The lack of immigration officers is causing long lines — but there’s more to it than that.
At this point, the more well-traveled among us should be used to how often delays happen in local airports. But Philippine Airlines made the rounds a few days ago when they advised those travelling overseas for Holy Week to show up 4-5 hours before their flight to prepare for longer airport lines. Those long lines are caused by a variety of factors, but let’s focus specifically on one: a lack of immigration officers (IO).
What exactly the reason is for insufficient staff at the immigration counters is a subject of debate. On one hand, a simple reason is being overworked. Holy Week is peak season for IO’s, which means leaves due to either sickness or exhaustion will increase. But another reason for understaffing may have something to do with a decision the Duterte administration made, which was the veto of the Special Provision of the Express Lane Fund (ELF), in which the ELF is directly spent to pay for the overtime of Bureau of Immigration (BI) workers. This applies especially to contractual and job order employees.

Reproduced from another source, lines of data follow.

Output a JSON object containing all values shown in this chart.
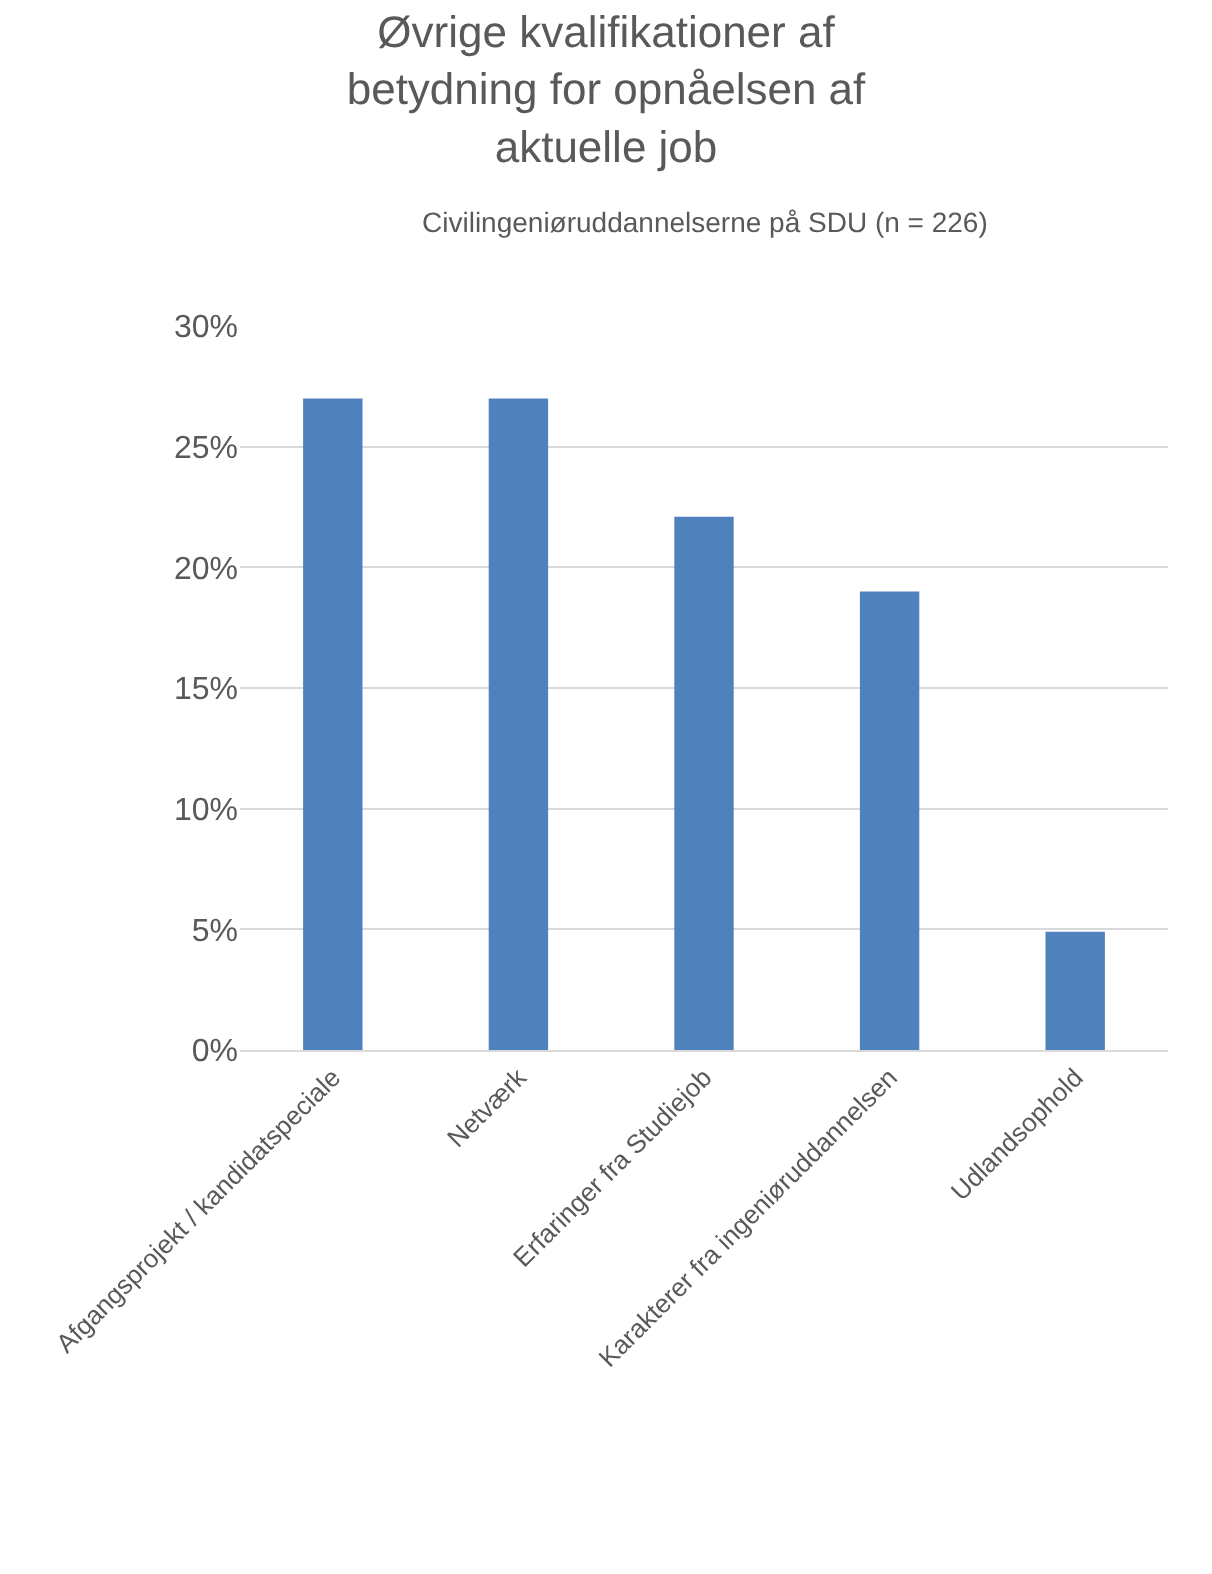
{
  "chart_data": {
    "type": "bar",
    "title": "Øvrige kvalifikationer af betydning for opnåelsen af aktuelle job",
    "subtitle": "Civilingeniøruddannelserne på SDU (n = 226)",
    "categories": [
      "Afgangsprojekt / kandidatspeciale",
      "Netværk",
      "Erfaringer fra Studiejob",
      "Karakterer fra ingeniøruddannelsen",
      "Udlandsophold"
    ],
    "values": [
      27.0,
      27.0,
      22.1,
      19.0,
      4.9
    ],
    "color": "#4f81bd",
    "ylim": [
      0,
      30
    ],
    "yticks": [
      {
        "value": 0,
        "label": "0%"
      },
      {
        "value": 5,
        "label": "5%"
      },
      {
        "value": 10,
        "label": "10%"
      },
      {
        "value": 15,
        "label": "15%"
      },
      {
        "value": 20,
        "label": "20%"
      },
      {
        "value": 25,
        "label": "25%"
      },
      {
        "value": 30,
        "label": "30%"
      }
    ],
    "grid": "y",
    "legend": false
  }
}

For the President of the Immigration Officers Association of the Philippines (IOAP), ER German, Robin, this decision is a significant factor in explaining the plight of IO’s. “The ELF is the only/ultimate source of salary augmentation in the form of overtime for BI regular/organic employees and compensation of contractual employees.”
According to Budget Secretary Benjamin Diokno however, it is “unfair for the rest of bureaucracy” that IO’s had been leaning on the ELF as their source for overtime pay, stating that all government official and employees require a standardized compensation scheme, in terms of being paid for overtime work.
The Duterte administration’s decision to veto the ELF has resulted in the BI having a harder time paying its regular and contractual workers. It seems to be an act of protest, 32 immigration personnel have resigned, and BI workers have filed for leaves of absence, in response to the budget cuts.
Long story short: BI workers and immigration officers are having a crappy time because they haven’t been treated well as workers. The inconveniences that come out of that betray the lack of a proper system that properly compensates them. You kinda have to arrive 4-5 hours before your flight in the same way, for example, you kinda have to tip your waiter at a restaurant and you’re an a-hole if you don’t. You can look at it as an inconvenience, but that’s only because the workers you’re interacting with don’t have it as good as you think they do.
Whatever solution the government or the IOAP comes up with though, it better come soon. Robin paints a vivid picture of what an immigration officer goes through on the regular: “We appeal to the public to hear our side. The duty of an IO is challenging. Once we are deployed to international airports, seaports and border crossing stations, we have to report 24/7, no holidays. Even during calamities and disasters, we have to keep our borders safe. How many Christmases and New years we were not at home but in duty? How many wakes and burials we were absent just to be present in our assignments to ensure efficient operations? We endure all these because we want to provide [a] decent and comfortable living to our families.”
Fair point. So if you’re lining up at the immigration counter these next few days, a bit earlier for your flight than you usually are, don’t be the *ss who just casually groans about the hassle of it all, as if you’re the one being hassled the most.